Hospitals should quit alienating pregnant health care consumers


When Barbara (name changed) recently underwent her fourth Cesarean section, she was appalled by the care she received during her recovery.  Her catheter overflowed, and a CNA asked her to check her own incision.  When the CNA asked if she was breastfeeding her baby, Barbara replied tearfully that she couldn’t lift her out the bassinette.  Rooming-in is a great idea. Unless you’ve had a 36-hour labor or major abdominal surgery.

Pregnant women are vital health care consumers as they usually have a partner and one or more children who will presumably be accessing care in the future. However, many pregnant women still experience paternalistic attitudes when they come into the hospital.

“A birth plan?” a staff member might say sarcastically, “Well, that’s a guaranteed C-section!”  Refusing eye ointment for your baby because you’ve been married for 15 years? That will buy you a visit from division of family services. In the hospital to deliver a child, they themselves can be treated like a child who has to be told what to do. Pregnant women are routinely given non-evidence based instructions, often issued curtly in the middle of a contraction.

“You can’t VBAC.” “You can’t eat in labor.” “You have to be on continuous monitoring.” “If you haven’t dilated in 2 hours, you’re getting a C-section.”

Last time I checked, pregnancy does not preclude a woman from making her own medical decisions or from declining non-essential interventions.

Women who transfer into the hospital from home or a birth center with a midwife are often treated with hostility or skepticism.  If a transfer patient carries in her own prenatal record, she might be told that she must have all her blood tests repeated, since they weren’t drawn in the current facility.  Margaret’s (name changed) baby died in labor at home, and she was harshly informed by the on-call doctor that this was an expected result when choosing not to deliver in a hospital. Some women are actively treated like criminals and are forced to undergo court-ordered Cesareans.

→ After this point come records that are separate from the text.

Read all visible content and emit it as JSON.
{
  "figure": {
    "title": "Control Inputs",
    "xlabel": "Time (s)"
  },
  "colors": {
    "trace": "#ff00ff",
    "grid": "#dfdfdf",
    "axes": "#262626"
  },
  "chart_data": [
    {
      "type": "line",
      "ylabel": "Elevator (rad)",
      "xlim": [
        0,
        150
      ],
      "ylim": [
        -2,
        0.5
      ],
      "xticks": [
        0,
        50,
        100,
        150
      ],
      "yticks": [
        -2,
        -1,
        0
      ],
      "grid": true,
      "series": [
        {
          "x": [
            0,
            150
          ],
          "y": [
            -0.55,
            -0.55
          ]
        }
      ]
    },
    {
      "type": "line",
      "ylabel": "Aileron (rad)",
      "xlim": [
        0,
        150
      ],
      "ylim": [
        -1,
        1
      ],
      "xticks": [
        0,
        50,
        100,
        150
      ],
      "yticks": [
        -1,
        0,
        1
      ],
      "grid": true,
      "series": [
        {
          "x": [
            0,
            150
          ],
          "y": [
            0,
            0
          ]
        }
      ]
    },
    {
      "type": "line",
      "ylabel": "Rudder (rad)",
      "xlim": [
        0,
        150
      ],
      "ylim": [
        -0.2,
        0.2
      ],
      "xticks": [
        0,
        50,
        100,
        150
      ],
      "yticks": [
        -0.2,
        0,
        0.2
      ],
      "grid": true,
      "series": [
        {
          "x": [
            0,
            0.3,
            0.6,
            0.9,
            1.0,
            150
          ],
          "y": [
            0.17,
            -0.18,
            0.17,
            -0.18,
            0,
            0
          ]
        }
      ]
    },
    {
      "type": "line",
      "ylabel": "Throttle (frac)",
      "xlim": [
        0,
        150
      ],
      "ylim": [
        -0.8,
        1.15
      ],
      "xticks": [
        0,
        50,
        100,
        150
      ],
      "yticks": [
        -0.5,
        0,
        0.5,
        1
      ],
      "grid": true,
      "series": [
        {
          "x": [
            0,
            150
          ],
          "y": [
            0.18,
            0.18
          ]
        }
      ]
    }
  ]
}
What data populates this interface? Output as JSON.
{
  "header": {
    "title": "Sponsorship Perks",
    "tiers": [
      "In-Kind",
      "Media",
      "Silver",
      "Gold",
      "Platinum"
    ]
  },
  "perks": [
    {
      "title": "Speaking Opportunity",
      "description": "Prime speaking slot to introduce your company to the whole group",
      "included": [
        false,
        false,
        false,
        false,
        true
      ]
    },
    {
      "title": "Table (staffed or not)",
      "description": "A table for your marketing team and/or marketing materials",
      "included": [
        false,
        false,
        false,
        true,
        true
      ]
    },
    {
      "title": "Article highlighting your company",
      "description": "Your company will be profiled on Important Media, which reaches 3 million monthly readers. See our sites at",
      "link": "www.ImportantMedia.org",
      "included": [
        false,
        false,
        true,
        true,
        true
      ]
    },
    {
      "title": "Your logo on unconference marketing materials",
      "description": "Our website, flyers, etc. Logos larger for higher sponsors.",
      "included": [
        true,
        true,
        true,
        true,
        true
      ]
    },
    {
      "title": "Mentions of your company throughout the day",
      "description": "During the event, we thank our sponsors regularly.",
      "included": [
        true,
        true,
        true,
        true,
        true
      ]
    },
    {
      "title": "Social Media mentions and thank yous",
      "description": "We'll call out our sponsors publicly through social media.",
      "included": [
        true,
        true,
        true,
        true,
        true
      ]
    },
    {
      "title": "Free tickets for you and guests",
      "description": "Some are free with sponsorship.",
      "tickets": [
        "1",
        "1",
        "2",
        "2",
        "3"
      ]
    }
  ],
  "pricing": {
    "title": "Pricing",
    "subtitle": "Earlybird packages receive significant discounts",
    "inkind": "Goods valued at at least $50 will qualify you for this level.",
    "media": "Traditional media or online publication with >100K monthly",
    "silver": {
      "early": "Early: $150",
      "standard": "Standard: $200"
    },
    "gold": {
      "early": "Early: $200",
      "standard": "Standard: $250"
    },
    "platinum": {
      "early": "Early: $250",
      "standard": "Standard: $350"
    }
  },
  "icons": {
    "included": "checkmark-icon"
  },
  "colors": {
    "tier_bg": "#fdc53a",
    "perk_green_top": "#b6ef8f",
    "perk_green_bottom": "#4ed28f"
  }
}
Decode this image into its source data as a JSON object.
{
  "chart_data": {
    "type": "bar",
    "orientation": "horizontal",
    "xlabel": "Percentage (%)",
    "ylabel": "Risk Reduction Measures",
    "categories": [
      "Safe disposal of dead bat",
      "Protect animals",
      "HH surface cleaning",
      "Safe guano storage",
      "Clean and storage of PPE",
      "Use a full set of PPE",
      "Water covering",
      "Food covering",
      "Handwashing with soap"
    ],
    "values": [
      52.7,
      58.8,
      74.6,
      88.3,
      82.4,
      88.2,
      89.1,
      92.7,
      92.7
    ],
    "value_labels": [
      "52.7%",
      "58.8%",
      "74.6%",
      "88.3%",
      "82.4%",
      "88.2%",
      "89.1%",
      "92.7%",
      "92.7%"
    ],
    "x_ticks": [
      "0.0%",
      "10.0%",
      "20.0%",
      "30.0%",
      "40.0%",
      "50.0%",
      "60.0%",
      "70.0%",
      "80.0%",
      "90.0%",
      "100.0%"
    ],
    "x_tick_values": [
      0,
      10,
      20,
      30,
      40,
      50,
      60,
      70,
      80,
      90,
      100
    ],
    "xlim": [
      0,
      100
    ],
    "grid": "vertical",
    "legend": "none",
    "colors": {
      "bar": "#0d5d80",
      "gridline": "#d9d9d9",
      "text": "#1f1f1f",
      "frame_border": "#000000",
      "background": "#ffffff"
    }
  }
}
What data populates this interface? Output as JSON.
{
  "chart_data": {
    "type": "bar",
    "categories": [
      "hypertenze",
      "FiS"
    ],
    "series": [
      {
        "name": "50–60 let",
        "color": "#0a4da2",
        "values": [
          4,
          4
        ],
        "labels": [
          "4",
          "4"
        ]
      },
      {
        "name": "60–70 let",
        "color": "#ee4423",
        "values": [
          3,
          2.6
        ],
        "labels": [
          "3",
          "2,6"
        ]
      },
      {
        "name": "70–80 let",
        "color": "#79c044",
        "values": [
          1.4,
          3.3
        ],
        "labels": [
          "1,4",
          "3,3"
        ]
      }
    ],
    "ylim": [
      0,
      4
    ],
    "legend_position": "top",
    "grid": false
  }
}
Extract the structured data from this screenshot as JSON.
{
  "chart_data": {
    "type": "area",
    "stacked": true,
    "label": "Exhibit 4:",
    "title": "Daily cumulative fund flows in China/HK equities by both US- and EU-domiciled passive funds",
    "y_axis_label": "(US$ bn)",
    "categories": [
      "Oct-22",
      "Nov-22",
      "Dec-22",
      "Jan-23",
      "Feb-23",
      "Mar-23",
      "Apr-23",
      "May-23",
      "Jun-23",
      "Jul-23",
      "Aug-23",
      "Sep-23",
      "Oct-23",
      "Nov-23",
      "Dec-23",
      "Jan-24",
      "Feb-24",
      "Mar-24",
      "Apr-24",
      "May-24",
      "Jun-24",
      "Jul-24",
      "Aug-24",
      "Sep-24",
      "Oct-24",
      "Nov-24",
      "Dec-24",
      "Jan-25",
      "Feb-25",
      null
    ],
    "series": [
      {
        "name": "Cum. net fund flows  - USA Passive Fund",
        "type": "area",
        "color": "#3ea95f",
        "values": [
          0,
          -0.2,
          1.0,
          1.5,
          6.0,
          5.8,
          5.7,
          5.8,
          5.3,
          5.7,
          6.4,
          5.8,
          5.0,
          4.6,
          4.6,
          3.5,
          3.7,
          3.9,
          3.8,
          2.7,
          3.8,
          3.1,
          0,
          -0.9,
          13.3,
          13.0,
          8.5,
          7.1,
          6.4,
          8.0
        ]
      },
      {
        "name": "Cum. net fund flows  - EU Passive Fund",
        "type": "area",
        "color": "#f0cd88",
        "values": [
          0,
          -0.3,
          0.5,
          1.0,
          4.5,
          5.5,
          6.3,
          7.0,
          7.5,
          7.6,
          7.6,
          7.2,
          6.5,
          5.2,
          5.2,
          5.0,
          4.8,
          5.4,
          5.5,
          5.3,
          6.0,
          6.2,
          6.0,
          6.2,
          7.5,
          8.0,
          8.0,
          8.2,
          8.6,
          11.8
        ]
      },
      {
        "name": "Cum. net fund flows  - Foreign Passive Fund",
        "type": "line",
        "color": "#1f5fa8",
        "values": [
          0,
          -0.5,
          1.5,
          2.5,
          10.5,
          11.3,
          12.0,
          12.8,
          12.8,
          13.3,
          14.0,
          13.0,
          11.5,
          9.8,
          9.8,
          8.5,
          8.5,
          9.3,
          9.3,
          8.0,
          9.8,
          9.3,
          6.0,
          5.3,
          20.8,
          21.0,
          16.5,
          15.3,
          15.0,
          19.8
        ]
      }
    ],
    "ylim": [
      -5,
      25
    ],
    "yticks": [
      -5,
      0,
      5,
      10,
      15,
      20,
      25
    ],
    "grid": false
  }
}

By and large, most pregnant women have very strong beliefs about how they want to give birth. But the woman who wants an epidural as early as possible and the woman who wants to bounce on a birth ball to avoid pain medications should be treated with equal respect. Pregnant women hire their doctors and choose to spend their money at hospitals.  As such, they should be respected as valuable health care consumers, not treated as if they are doing the hospital a favor by being there.  Unhappy patients can and do choose to go elsewhere for medical care.  Their negative experiences can be quite persuasive to their friends and family.

There are signs of change. In February 2017, the American Congress of Obstetricians and Gynecologists released a Committee Opinion entitled, “Approaches to Limit Intervention during Labor and Birth.” This document was endorsed by the American College of Nurse-Midwives and stated that “satisfaction with one’s birth experience … is related to one’s expectations, support from caregivers, quality of the patient-caregiver relationship, and the patient’s involvement in decision-making.” In my community, there are two hospitals that have responded to the competition of two free-standing birth centers in positive ways.  One hospital has put in birth tubs and made changes to delivery rooms to make them more women-centered.  The other has hired their first midwife to try to meet the needs of patients who want fewer interventions.

Hospital administrators, patient advocates, and those responsible for staff training would be wise to make a patient’s experiences a priority to avoid entire families taking their health care dollars elsewhere.  This doesn’t mean bombarding patients with satisfaction surveys; it means prioritizing public relations, maintaining appropriate staffing, encouraging patient respect and autonomy during their hospital stay, and acknowledging that happy pregnant women will encourage the lifelong loyalty of multiple health care consumers.